Regulators in Missouri and Kansas, for example, educated themselves sufficiently about some decidedly convoluted accounting and tax structures to approve a cost-recovery model that protects investors and ratepayers alike from financial risks in the Iatan 2 coal-fired power project (see “Iatan 2: A New Coal Model”).

But being a good regulator isn’t all about intelligent policy. Sometimes it’s about making the best of a bad situation. Like judges’ rulings, regulators’ decisions are only as good as their underlying statutory laws and policies (see “Virginia: Restructuring Rollback”).

The best regulators in the world can’t make up for a misguided legal framework. But good regulators work within the existing construct to find an acceptable outcome. They figure out how to avoid splitting any babies.

#3: Clairvoyance

The regulatory ideal gets complicated because regulators’ decisions can have far-reaching results (see “Omniscience” above) and unintended consequences. Good regulators understand this, and they compensate by considering each decision in its appropriate economic and political context. Good regulators take a long-term perspective on issues that lesser regulators might view myopically.

In Thenmadathil’s home state, two of three PUC commissioners voted recently to deny a request by utilities to pre-approve plans to build the 950-MW Red Rock power plant. The regulators understood the coal-fired project’s importance for Oklahoma utilities. But they looked ahead to the days when $1.8 billion in cost-recovery would begin hitting ratepayers’ electric bills, and foresaw pointed questions about the lack of a competitive solicitation, or indeed any serious consideration of options aside from gas- or coal-fired power capacity.*

“A ‘self-build plant,’ without the benefit of a more open, transparent competitive bid process, could/should also mean self-finance,” stated Commissioner Jim Roth. “And that self-finance would of course be subject to future scrutiny of the utility’s prudence.”

#4: Righteousness

Pontificating aside, the specific reference to “good regulators” in the September issue of Fortnightly probably referred to those who make sure regulated utilities can access affordable public capital. Good regulatory decisions support strong credit ratings and reward utilities for investing in assets that ensure affordable and reliable energy supplies over the long term.

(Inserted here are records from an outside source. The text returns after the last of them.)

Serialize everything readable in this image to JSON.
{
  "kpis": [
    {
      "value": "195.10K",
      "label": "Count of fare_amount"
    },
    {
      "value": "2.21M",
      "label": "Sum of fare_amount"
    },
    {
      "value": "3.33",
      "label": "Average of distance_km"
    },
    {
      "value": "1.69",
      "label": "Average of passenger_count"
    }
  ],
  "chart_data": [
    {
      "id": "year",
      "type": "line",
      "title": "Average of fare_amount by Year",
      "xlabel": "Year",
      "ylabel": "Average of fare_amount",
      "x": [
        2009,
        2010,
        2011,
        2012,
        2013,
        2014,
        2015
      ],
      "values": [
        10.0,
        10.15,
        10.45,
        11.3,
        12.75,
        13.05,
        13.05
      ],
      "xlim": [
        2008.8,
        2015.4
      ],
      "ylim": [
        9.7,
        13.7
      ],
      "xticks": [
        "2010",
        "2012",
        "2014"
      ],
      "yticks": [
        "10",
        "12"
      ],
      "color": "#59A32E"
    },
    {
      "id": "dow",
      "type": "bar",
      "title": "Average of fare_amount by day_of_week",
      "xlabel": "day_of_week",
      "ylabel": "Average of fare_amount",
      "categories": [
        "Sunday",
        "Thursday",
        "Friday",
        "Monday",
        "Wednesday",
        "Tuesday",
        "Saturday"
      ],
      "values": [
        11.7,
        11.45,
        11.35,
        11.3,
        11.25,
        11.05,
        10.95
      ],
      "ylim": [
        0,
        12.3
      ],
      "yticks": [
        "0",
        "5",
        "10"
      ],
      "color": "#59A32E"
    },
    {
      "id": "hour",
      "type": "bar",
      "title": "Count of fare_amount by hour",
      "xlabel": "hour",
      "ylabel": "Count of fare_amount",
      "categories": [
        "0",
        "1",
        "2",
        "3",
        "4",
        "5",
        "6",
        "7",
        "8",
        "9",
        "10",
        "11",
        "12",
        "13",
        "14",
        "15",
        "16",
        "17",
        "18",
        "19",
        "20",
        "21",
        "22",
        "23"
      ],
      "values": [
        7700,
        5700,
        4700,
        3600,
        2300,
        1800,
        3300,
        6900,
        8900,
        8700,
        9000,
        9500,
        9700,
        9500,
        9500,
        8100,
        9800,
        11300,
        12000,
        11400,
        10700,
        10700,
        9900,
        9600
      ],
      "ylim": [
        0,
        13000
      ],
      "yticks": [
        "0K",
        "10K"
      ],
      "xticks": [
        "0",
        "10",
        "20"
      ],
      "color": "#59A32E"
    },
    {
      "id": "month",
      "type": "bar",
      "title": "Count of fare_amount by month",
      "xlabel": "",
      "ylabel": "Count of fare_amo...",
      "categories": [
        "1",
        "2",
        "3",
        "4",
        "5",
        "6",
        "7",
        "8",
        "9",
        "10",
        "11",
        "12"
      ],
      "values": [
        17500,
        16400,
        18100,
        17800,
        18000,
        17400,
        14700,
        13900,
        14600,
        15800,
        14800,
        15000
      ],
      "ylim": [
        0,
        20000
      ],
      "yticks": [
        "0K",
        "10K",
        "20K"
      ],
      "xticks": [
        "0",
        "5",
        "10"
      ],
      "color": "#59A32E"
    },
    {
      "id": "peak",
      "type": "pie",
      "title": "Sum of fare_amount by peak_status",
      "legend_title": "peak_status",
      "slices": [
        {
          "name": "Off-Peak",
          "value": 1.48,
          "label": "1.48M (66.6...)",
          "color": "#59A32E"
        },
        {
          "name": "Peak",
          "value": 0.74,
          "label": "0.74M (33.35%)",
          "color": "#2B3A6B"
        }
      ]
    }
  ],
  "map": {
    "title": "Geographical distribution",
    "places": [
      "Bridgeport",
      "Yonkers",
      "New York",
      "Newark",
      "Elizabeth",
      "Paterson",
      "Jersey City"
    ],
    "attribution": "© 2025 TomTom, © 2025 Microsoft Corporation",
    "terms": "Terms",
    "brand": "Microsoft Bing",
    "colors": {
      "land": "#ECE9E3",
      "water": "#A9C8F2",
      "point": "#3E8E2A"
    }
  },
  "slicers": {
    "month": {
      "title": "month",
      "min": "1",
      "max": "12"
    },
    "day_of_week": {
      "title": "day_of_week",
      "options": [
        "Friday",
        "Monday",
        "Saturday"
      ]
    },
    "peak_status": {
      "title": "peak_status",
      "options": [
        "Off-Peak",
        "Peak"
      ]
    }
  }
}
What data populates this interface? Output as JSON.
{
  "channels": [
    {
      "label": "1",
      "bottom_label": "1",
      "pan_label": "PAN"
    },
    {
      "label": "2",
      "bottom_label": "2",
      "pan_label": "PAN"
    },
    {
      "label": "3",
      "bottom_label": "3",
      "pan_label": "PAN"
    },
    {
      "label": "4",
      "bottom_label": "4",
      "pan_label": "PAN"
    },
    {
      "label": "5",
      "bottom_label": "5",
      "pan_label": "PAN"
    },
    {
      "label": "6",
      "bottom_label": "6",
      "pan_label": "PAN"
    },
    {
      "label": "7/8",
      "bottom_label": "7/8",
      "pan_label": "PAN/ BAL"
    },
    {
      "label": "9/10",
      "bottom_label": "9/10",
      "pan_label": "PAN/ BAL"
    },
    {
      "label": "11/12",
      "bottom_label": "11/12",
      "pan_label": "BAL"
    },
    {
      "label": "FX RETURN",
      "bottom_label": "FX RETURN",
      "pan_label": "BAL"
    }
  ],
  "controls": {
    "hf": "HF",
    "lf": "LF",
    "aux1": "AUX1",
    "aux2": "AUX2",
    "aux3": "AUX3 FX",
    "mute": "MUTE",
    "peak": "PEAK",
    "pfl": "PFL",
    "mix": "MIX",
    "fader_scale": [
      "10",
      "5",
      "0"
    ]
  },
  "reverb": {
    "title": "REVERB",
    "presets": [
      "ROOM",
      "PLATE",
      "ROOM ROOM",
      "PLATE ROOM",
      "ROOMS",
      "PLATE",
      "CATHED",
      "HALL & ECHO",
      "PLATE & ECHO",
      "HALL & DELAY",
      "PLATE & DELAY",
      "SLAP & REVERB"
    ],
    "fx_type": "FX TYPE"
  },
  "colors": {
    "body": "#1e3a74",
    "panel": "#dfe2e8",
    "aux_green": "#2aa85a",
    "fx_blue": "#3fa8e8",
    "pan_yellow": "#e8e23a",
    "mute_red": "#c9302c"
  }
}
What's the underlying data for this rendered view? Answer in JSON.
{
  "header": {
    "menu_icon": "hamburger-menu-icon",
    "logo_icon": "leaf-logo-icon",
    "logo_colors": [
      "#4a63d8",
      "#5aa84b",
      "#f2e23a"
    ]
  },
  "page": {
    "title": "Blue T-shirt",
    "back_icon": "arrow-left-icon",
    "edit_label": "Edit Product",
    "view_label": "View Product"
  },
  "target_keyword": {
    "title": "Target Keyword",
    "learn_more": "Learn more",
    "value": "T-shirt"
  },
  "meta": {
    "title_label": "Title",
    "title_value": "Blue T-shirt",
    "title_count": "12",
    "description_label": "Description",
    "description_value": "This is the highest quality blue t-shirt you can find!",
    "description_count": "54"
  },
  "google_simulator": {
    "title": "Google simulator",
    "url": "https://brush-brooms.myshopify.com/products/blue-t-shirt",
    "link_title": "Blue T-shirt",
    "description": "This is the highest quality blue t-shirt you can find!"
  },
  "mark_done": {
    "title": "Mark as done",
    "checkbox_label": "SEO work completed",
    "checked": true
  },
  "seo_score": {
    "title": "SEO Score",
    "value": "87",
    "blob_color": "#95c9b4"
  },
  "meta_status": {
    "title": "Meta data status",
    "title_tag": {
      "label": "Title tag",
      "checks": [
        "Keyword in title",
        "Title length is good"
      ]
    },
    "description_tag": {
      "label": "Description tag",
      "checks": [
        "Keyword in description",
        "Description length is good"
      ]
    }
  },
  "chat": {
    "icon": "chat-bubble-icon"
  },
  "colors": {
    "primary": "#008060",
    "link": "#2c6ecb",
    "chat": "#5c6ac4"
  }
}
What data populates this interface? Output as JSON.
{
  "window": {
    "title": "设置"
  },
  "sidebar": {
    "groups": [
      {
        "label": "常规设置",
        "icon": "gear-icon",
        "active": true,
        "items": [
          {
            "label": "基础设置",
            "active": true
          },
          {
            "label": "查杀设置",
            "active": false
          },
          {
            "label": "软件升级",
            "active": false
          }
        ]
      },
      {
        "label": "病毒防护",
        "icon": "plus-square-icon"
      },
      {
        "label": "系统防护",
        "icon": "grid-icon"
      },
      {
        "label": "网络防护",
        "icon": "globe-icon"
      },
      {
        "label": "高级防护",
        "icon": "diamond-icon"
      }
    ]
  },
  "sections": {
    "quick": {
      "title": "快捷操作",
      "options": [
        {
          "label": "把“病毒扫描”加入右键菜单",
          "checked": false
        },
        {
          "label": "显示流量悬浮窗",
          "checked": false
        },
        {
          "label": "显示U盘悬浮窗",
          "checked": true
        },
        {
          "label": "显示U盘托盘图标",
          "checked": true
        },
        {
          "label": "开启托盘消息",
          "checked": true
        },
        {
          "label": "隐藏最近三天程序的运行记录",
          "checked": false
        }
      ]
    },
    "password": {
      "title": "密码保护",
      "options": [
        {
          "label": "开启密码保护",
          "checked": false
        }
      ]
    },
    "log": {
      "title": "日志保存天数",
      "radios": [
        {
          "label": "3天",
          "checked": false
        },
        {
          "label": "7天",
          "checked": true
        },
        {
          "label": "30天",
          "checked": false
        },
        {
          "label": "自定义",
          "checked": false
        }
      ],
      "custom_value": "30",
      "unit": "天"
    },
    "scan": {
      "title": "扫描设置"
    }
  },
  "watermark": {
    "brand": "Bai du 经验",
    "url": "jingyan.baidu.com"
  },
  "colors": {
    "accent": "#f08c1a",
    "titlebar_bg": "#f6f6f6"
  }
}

At the same time, however, good regulators also must ensure utilities don’t build gold-plated plants at ratepayers’ expense.

Strong credit ratings help to minimize capital costs, which is good for ratepayers and investors alike. But good regulators know how to strike the right balance of burdens and rewards—how to invest ratepayers in utility-resource decisions; and how to compensate utility investors for the real risks they take.

Of course, regulators are human beings, encumbered with biases and blind spots. Good regulators understand their foibles, and work conscientiously to transcend them. They try to be as knowledgeable, wise and forward-thinking as possible, but at the end of the day they rely on the strength of their convictions—particularly when communicating with stakeholders and lawmakers. Good regulators speak truth to power, unflinchingly but diplomatically.

Simply put, good regulators take the high road. They take a big-picture perspective on the utility compact and the public trust. And they do the right thing, even when it’s economically difficult or politically dangerous.

For such commissioners as these, regulatory heaven awaits.